Building a Basic Linear Regression Model with Scikit Learn

Posted by

Training a Simple Linear Regression Model in Scikit Learn

Training a Simple Linear Regression Model in Scikit Learn

Linear Regression is a fundamental machine learning technique used to predict numerical outcomes based on one or more input features. In this article, we will walk through the steps of training a simple linear regression model using the popular Python library, Scikit Learn.

Step 1: Import necessary libraries

First, we need to import the necessary libraries for our linear regression model. We will be using numpy for numerical computations and pandas for data manipulation.

<pre>
import numpy as np
import pandas as pd
from sklearn.linear_model import LinearRegression
</pre>

Step 2: Load the dataset

Next, we need to load our dataset into a pandas dataframe. For this example, let’s assume we have a dataset with two columns: x (input feature) and y (output variable).

<pre>
data = pd.read_csv('dataset.csv')
X = data['x'].values.reshape(-1, 1)
y = data['y'].values
</pre>

Step 3: Split the data into training and testing sets

Before training our model, we need to split our data into training and testing sets.
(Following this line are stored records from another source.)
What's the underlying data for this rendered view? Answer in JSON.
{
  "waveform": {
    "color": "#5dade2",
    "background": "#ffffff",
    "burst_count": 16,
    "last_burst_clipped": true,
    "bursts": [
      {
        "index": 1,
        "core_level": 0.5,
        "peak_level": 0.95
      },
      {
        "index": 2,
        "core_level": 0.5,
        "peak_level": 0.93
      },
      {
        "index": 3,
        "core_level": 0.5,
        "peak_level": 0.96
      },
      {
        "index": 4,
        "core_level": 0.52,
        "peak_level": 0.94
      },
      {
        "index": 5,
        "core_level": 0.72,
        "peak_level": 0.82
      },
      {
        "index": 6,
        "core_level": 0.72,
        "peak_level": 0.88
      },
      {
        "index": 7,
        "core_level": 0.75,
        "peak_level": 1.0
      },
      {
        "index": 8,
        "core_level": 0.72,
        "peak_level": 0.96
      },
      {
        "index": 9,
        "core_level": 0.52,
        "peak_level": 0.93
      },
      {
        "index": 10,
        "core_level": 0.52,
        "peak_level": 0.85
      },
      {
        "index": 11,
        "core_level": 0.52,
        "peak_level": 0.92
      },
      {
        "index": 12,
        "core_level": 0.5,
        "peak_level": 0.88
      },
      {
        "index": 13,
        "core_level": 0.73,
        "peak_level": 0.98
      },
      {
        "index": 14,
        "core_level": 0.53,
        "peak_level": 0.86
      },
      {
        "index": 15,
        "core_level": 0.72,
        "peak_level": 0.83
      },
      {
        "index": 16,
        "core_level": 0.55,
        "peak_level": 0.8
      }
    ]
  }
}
This will allow us to evaluate the performance of our model on unseen data.

<pre>
from sklearn.model_selection import train_test_split
X_train, X_test, y_train, y_test = train_test_split(X, y, test_size=0.2, random_state=42)
</pre>

Step 4: Train the linear regression model

Now, we can instantiate a LinearRegression object and fit it to our training data.

<pre>
model = LinearRegression()
model.fit(X_train, y_train)
</pre>

Step 5: Make predictions

Finally, we can make predictions using our trained model on the test set.

<pre>
predictions = model.predict(X_test)
</pre>

Congratulations! You have successfully trained a simple linear regression model in Scikit Learn. You can now evaluate the performance of your model using metrics such as Mean Squared Error or R-squared.